如何在 Java 中验证电话号码（美国格式）？

Question

I just want to know where am i wrong here:

import java.io.*;


    class Tokens{   
            public static void main(String[] args)
            {
               //String[] result = "this is a test".split("");

                String[] result = "4543 6546 6556".split("");
                boolean flag= true;         

                String num[] = {"0","1","2","3","4","5","6","7","8","9"};
                String specialChars[] = {"-","@","#","*"," "};


                for (int x=1; x<result.length; x++)
                {   
                    for (int y=0; y<num.length; y++)
                    {
                        if ((result[x].equals(num[y])))
                        {
                            flag = false;
                            continue;

                        }
                        else
                        {
                            flag = true;
                        }


                        if (flag == true)
                        break;

                    }   

                if (flag == false)
                break;

                }           

                System.out.println(flag);

            }

    }

Answer 1

If this is not homework, is there a reason you're avoiding regular expressions?

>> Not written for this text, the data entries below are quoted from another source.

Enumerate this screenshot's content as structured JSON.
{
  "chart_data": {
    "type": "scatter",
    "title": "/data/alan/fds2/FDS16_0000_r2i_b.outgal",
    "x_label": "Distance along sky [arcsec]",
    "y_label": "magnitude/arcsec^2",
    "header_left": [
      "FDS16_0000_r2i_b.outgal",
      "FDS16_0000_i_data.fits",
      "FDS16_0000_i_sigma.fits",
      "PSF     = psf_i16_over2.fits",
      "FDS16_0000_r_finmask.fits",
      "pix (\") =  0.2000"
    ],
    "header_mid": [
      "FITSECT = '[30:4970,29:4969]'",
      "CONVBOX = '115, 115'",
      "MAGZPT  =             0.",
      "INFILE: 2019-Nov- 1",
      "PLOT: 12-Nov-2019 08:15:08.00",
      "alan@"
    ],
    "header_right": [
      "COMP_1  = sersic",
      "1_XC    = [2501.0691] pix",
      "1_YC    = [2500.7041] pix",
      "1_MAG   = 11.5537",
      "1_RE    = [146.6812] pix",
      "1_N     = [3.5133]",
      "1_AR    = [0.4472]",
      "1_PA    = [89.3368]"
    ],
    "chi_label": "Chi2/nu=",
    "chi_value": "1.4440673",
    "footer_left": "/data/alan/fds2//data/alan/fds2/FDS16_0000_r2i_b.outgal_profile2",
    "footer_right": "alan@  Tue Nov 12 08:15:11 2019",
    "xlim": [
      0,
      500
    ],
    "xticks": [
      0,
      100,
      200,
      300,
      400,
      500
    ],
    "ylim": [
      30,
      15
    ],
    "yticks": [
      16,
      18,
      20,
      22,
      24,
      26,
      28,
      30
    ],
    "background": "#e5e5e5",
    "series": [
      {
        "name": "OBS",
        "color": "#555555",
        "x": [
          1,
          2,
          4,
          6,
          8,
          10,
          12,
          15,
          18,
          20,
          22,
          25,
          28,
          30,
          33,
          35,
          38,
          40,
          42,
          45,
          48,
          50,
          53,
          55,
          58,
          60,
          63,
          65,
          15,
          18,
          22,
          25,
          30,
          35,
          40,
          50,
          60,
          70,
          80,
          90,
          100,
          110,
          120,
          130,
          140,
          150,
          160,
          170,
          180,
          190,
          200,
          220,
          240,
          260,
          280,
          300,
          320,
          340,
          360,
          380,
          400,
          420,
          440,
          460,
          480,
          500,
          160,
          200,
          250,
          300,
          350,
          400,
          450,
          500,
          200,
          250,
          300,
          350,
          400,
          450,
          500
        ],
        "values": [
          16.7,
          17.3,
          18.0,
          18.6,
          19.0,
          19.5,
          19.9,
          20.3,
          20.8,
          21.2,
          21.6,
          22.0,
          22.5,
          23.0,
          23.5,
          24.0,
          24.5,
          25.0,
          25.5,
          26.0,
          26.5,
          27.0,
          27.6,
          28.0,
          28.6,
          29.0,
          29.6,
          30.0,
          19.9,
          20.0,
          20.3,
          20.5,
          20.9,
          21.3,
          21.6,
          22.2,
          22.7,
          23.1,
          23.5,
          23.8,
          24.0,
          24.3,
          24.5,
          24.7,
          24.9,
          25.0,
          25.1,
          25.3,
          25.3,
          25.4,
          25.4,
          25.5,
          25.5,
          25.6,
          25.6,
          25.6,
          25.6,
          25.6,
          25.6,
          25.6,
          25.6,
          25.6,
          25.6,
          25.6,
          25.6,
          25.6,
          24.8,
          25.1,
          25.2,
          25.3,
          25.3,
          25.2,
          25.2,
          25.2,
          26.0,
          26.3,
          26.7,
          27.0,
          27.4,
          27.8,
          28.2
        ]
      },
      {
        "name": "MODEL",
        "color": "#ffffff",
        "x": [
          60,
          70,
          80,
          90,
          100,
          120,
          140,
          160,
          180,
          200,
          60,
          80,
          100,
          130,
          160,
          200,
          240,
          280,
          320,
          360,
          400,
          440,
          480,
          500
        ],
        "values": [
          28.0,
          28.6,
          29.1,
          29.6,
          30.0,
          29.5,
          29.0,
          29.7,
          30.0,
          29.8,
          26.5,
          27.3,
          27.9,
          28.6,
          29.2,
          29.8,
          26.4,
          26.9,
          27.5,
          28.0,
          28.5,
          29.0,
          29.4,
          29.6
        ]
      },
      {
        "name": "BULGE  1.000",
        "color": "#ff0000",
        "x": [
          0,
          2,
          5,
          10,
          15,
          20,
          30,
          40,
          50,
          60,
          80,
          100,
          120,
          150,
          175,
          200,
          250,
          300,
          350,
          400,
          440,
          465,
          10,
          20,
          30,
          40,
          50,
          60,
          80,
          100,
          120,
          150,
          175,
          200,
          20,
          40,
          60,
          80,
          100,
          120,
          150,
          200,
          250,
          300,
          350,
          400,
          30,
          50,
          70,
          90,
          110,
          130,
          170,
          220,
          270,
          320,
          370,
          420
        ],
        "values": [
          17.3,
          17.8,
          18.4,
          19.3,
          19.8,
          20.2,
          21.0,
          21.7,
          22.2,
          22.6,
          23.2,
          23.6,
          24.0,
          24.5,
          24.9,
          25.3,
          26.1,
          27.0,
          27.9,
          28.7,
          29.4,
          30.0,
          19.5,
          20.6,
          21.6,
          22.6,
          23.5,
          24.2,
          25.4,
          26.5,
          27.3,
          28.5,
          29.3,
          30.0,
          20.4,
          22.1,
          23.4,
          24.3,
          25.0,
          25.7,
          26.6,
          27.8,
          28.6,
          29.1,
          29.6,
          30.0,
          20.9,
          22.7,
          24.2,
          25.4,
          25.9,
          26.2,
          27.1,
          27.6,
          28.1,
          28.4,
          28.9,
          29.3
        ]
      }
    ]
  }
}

Here are some useful ones: http://regexlib.com/DisplayPatterns.aspx?cattabindex=6&categoryId=7

More generally, your code doesn't seem to validate that you have a phone number, it seems to merely validate that your strings consists only of digits. You're also not allowing any special characters right now.

Answer 2

Asides from the regex suggestion (which is a good one), it would seem to make more sense to deal with arrays of characters rather than single-char Strings.

In particular, the split("") call (shudder) could/should be replaced by toCharArray() . This lets you iterate over each individual character, which more clearly indicates your intent, is less prone to bugs as you know you're treating each character at once, and is more efficient*. Likewise your valid character sets should also be characters.

Your logic is pretty strangely expressed; you're not even referencing the specialChars set at all, and the looping logic once you've found a match seems odd. I think this is your bug; the matching seems to be the wrong way round in that if the character matches the first valid char, you set flag to false and continue round the current loop; so it will definitely not match the next valid char and hence you break out of the loop with a true flag. Always.

I would have thought something like this would be more intuitive:

private static final Set<Character> VALID_CHARS = ...;

public boolean isValidPhoneNumber(String number)
{
    for (char c : number,toCharArray())
    {
        if (!VALID_CHARS.contains(c))
        {
           return false;
        }
    }

    // All characters were valid
    return true;
}

This doesn't take sequences into account (eg the strings "--------** " and "1" would be valid because all individual characters are valid) but then neither does your original code. A regex is better because it lets you specify the pattern, I supply the above snippet as an example of a clearer way of iterating through the characters.

*Yes, premature optimization is the root of all evil, but when better , cleaner code also happens to be faster that's an extra win for free.

Answer 3

Maybe this is overkill, but with a grammar similar to:

<phone_numer> := <area_code><space>*<local_code><space>*<number> |
                 <area_code><space>*"-"<space>*<local_code><space>*"-"<space>*<number>
<area_code>   := <digit><digit><digit> | 
                 "("<digit><digit><digit>")"
<local_code>  := <digit><digit><digit>
<number>      := <digit><digit><digit><digit>

you can write a recursive descent parser. See this page for an example.

Answer 4

您可以在 Java 中签出 Pattern 类，使用此类非常容易使用正则表达式： https : //docs.oracle.com/javase/1.5.0/docs/api/java/util/regex/Pattern.html 。